Labirynt (Labyrinth) 1963

Directed by: Jan Lenica

It’s hard to believe but, once upon a time, Polish experimental animation was a relatively common phenomenon. Many of its finest examples were broadcast late at night on Polish state television well into the 1980s. This was also the decade in which Zbigniew Rybczyński’s animation Tango (1980) won an Oscar that brought some international recognition for a Polish cinematic tradition that had been flourishing since the late 1950s. The success of animated film in Poland had its roots partially in the graphic tradition of the Polish School of poster art. This scene included artists such as Jan Lenica and his collaborator Walerian ‘Boro’ Borowczyk, who later went a different way after settling in Paris.

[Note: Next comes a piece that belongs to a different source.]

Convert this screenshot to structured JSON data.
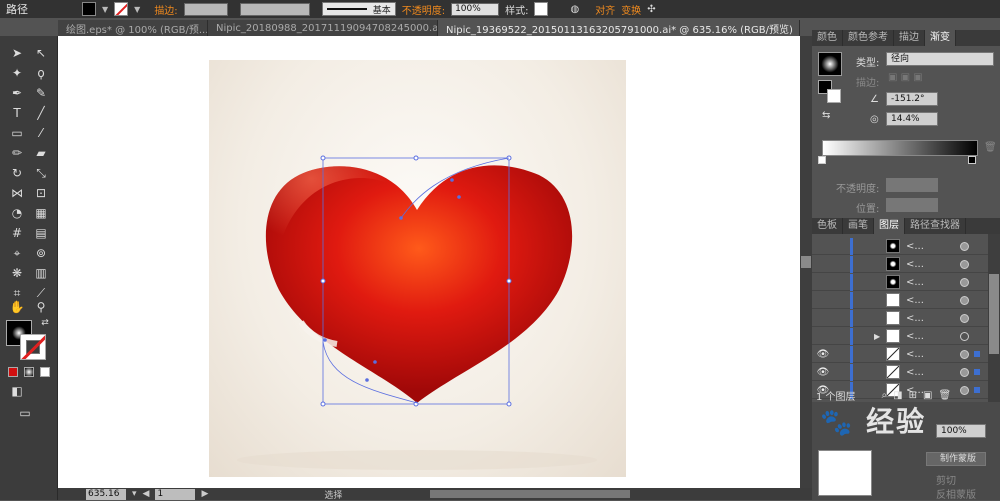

Labirynt was Lenica’s first major effort without Boro and is widely regarded as one of the greatest animated features of all time. This cutout animation for adults recounts the strange journey of a fin-de-siècle Icarus, equipped with a bowler hat and mechanical wings, who lands in an apparently deserted city. After failing to rescue his bourgeois princess from a reptile, with whom she is in love, the Chaplinesque character is kidnapped and brainwashed with steam-punk devices wielded by a low-key Big Brother. Lenica’s tale is imbued with a pessimism that would not have been tolerated in a Western animated feature. Labirynt is one of the most striking metaphors for totalitarism in the history of animated film and a revelation for anyone of the Toy Story generation.